World Athletics will invest $ 190,000 US and prioritize changing equipment for pole vaulters – the event of the great Ukrainian Sergey Bubka – which has been destroyed in a Russian missile attack.

A college in Bakhmut named for Bubka, the senior vice president of World Athletics, is part of a sports complex including a track stadium and an indoor arena that has been destroyed during a fierce fight in recent months, the national track federation said.

“It is the only center where athletes can conduct training camps at any time of the year. Now there is nothing left in Bakhmut,” Ukrainian officials said in a letter, World Athletics said.

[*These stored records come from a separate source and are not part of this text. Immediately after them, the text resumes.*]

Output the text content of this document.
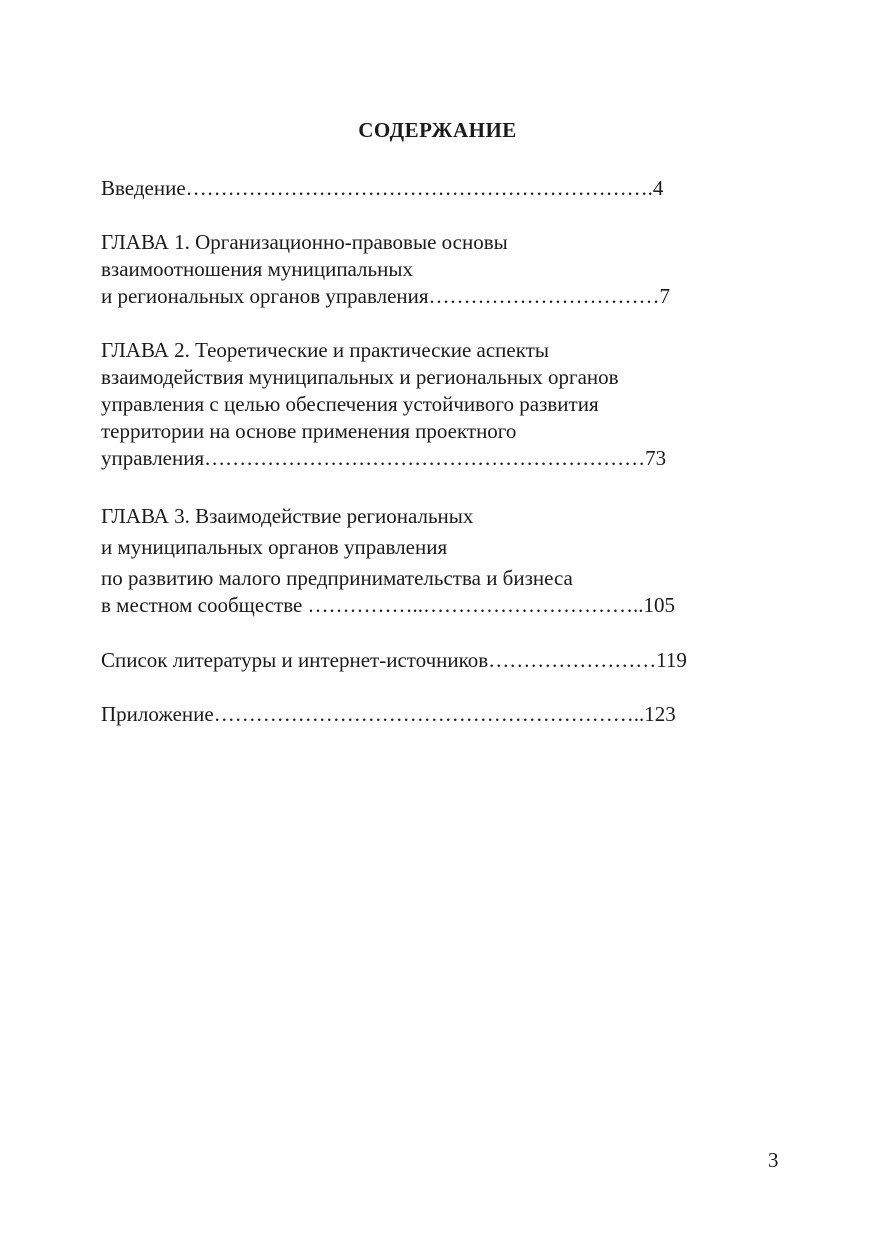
СОДЕРЖАНИЕ
Введение………………………………………………………….4
ГЛАВА 1. Организационно-правовые основы
взаимоотношения муниципальных
и региональных органов управления……………………………7
ГЛАВА 2. Теоретические и практические аспекты
взаимодействия муниципальных и региональных органов
управления с целью обеспечения устойчивого развития
территории на основе применения проектного
управления………………………………………………………73
ГЛАВА 3. Взаимодействие региональных
и муниципальных органов управления
по развитию малого предпринимательства и бизнеса
в местном сообществе ……………..…………………………..105
Список литературы и интернет-источников……………………119
Приложение……………………………………………………..123
3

The President of World Athletics Sebastian Coe promised before the 19-27 August world in Budapest, Hungary to do “everything possible to help athletics survive and recover in Ukraine.”

“The deliberate destruction of Ukrainian athletics facilities and equipment is also a serious attack on the accessibility of our sport,” Coe said in a statement.

A strong attitude

World Athletics has eliminated athletes and officials from Russia and its military ally Belarus during the war and both countries will miss the upcoming worlds. He was also excluded from the 2022 worlds in Eugene, Ore.

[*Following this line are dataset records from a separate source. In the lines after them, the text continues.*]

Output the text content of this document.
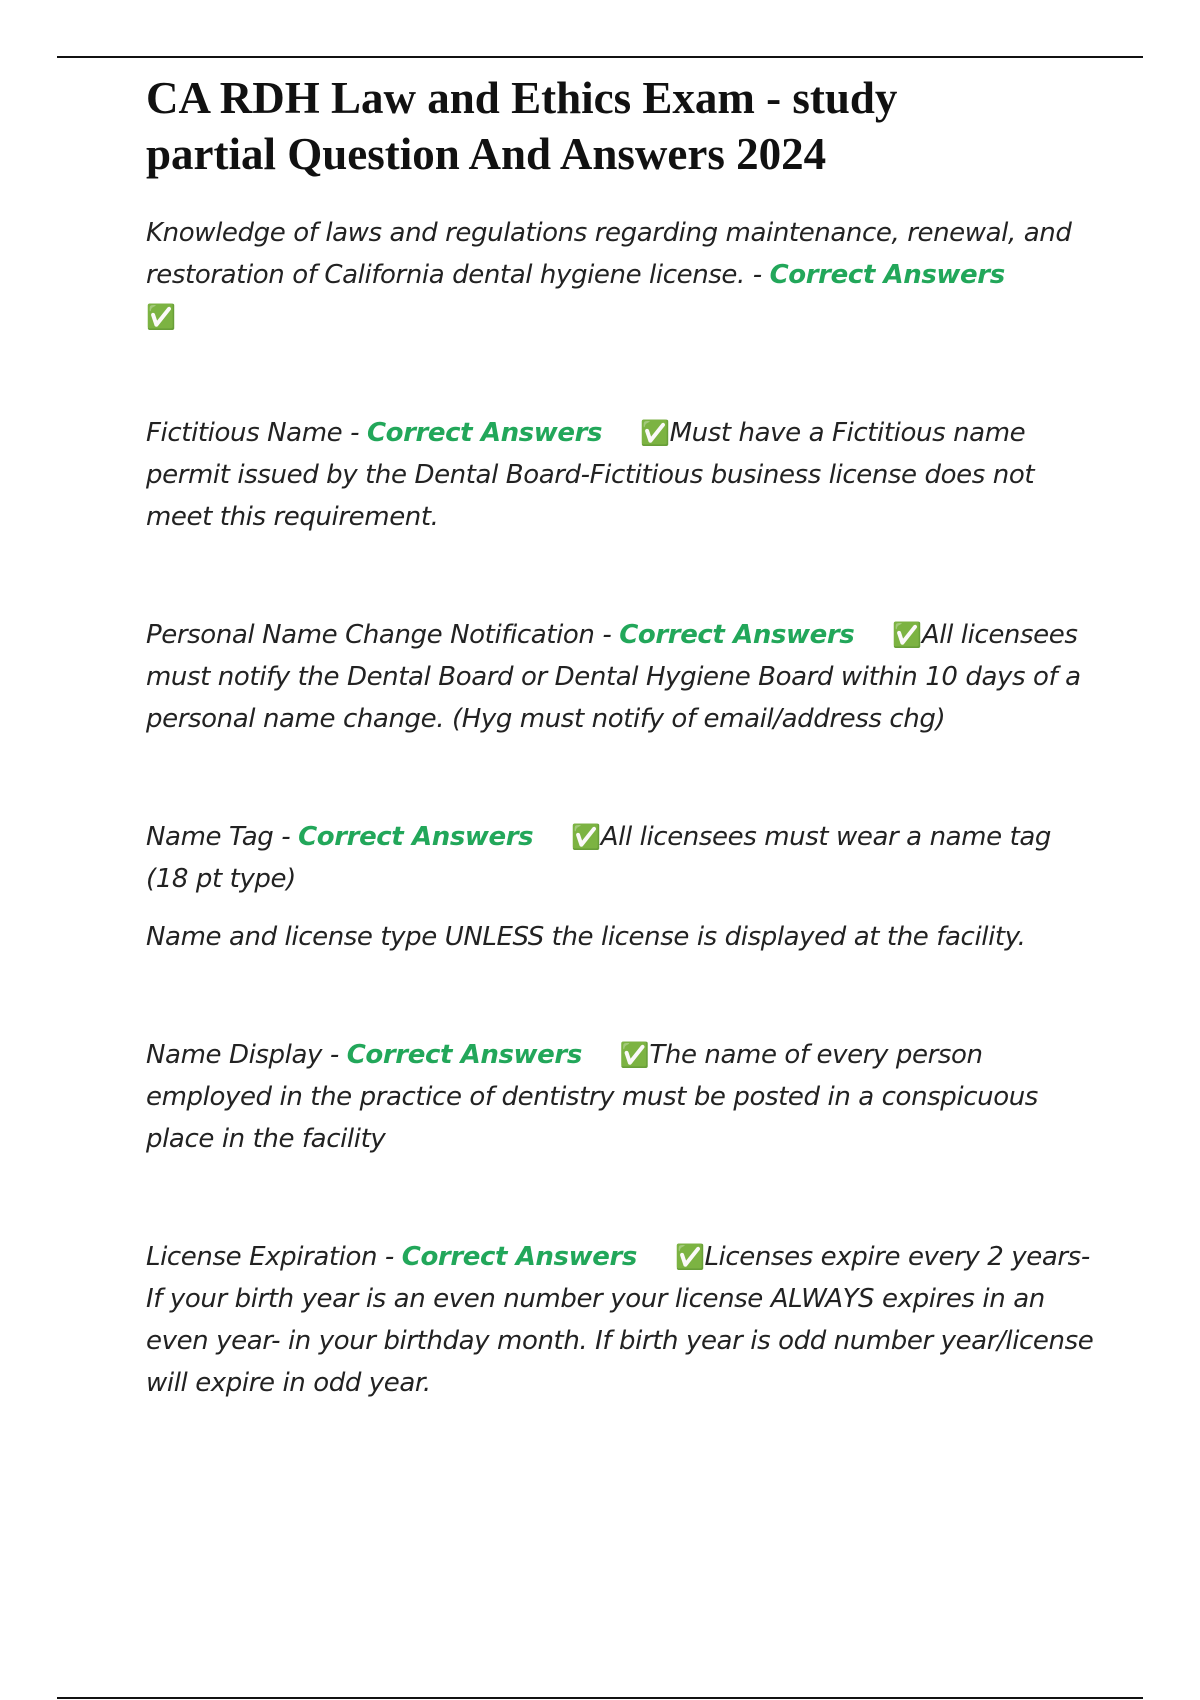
CA RDH Law and Ethics Exam - study
partial Question And Answers 2024

Knowledge of laws and regulations regarding maintenance, renewal, and restoration of California dental hygiene license. - Correct Answers
✅

Fictitious Name - Correct Answers ✅Must have a Fictitious name permit issued by the Dental Board-Fictitious business license does not meet this requirement.

Personal Name Change Notification - Correct Answers ✅All licensees must notify the Dental Board or Dental Hygiene Board within 10 days of a personal name change. (Hyg must notify of email/address chg)

Name Tag - Correct Answers ✅All licensees must wear a name tag (18 pt type)

Name and license type UNLESS the license is displayed at the facility.

Name Display - Correct Answers ✅The name of every person employed in the practice of dentistry must be posted in a conspicuous place in the facility

License Expiration - Correct Answers ✅Licenses expire every 2 years- If your birth year is an even number your license ALWAYS expires in an even year- in your birthday month. If birth year is odd number year/license will expire in odd year.
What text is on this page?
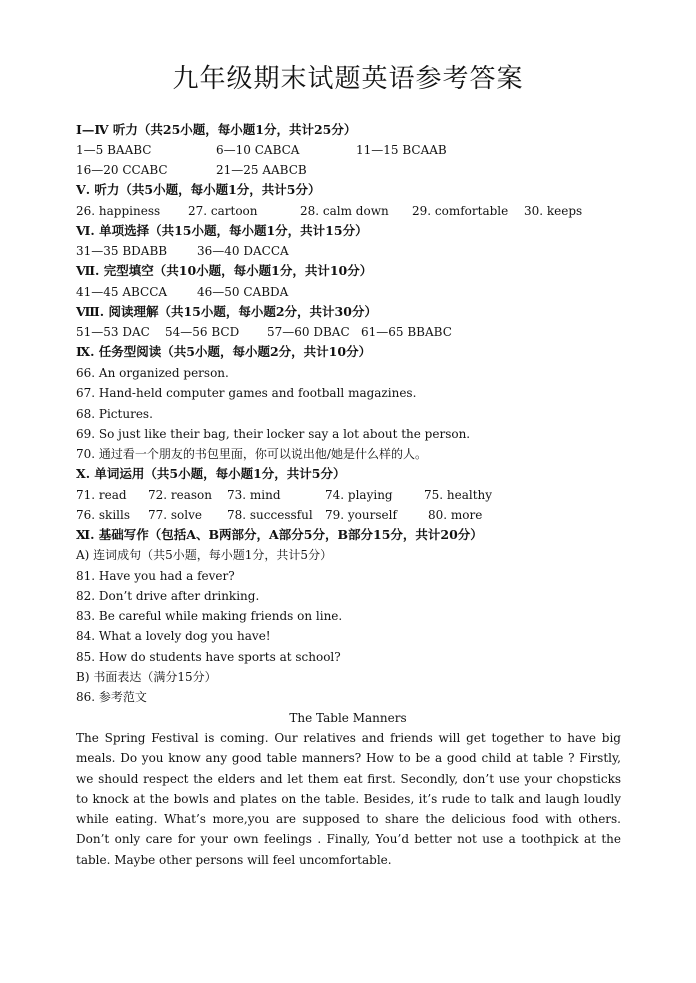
九年级期末试题英语参考答案
Ⅰ—Ⅳ 听力（共25小题，每小题1分，共计25分）
1—5 BAABC	6—10 CABCA	11—15 BCAAB
16—20 CCABC	21—25 AABCB
Ⅴ. 听力（共5小题，每小题1分，共计5分）
26. happiness 27. cartoon	28. calm down 29. comfortable 30. keeps
Ⅵ. 单项选择（共15小题，每小题1分，共计15分）
31—35 BDABB 36—40 DACCA
Ⅶ. 完型填空（共10小题，每小题1分，共计10分）
41—45 ABCCA 46—50 CABDA
Ⅷ. 阅读理解（共15小题，每小题2分，共计30分）
51—53 DAC 54—56 BCD 57—60 DBAC 61—65 BBABC
Ⅸ. 任务型阅读（共5小题，每小题2分，共计10分）
66. An organized person.
67. Hand-held computer games and football magazines.
68. Pictures.
69. So just like their bag, their locker say a lot about the person.
70. 通过看一个朋友的书包里面，你可以说出他/她是什么样的人。
Ⅹ. 单词运用（共5小题，每小题1分，共计5分）
71. read 72. reason 73. mind	74. playing	75. healthy
76. skills 77. solve 78. successful 79. yourself	80. more
Ⅺ. 基础写作（包括A、B两部分，A部分5分，B部分15分，共计20分）
A) 连词成句（共5小题，每小题1分，共计5分）
81. Have you had a fever?
82. Don’t drive after drinking.
83. Be careful while making friends on line.
84. What a lovely dog you have!
85. How do students have sports at school?
B) 书面表达（满分15分）
86. 参考范文
The Table Manners
The Spring Festival is coming. Our relatives and friends will get together to have big meals. Do you know any good table manners? How to be a good child at table ? Firstly, we should respect the elders and let them eat first. Secondly, don’t use your chopsticks to knock at the bowls and plates on the table. Besides, it’s rude to talk and laugh loudly while eating. What’s more,you are supposed to share the delicious food with others. Don’t only care for your own feelings . Finally, You’d better not use a toothpick at the table. Maybe other persons will feel uncomfortable.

Track’s stance is the strongest among Olympic sports as the International Olympic Committee pushes governing bodies to find ways to reunite Russia and Belarus as neutrals ahead of the Paris 2024 Summer Olympics.

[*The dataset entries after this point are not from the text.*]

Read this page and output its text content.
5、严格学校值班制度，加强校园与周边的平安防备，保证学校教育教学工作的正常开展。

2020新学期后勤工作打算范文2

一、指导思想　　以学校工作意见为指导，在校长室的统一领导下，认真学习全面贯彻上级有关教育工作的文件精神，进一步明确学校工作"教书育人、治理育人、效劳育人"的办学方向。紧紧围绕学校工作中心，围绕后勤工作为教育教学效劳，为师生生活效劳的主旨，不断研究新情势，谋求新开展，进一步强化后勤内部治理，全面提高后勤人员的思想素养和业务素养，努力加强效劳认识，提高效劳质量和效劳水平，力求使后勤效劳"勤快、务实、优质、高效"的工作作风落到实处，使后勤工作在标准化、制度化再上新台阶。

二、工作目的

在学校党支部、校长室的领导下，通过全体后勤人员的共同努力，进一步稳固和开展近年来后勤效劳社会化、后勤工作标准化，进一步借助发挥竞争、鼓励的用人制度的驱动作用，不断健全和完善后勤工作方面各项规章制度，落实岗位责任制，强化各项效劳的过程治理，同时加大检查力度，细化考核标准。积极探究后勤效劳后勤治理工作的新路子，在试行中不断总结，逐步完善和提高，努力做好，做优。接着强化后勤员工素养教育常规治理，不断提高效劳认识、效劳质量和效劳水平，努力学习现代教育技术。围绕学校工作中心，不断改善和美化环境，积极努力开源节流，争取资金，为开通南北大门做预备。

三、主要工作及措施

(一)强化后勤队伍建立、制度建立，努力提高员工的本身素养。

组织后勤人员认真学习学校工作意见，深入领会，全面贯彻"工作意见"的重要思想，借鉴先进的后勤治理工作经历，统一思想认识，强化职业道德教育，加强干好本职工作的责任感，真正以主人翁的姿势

Ukraine had a team of 22 athletes at the world final five months after the war began. Medals were won in the high jump – silver for Yaroslava Mahuchikh in the women’s event and bronze for Andriy Protsenko on the men’s side.

“We want to make sure that Ukrainian athletes have an equal opportunity to compete and be successful this year,” Coe said.

Up to 100 people in the Ukrainian athletics community could need financial support this year, World Athletics said, including travel and accommodation for elite athletes at training camps over the next three months.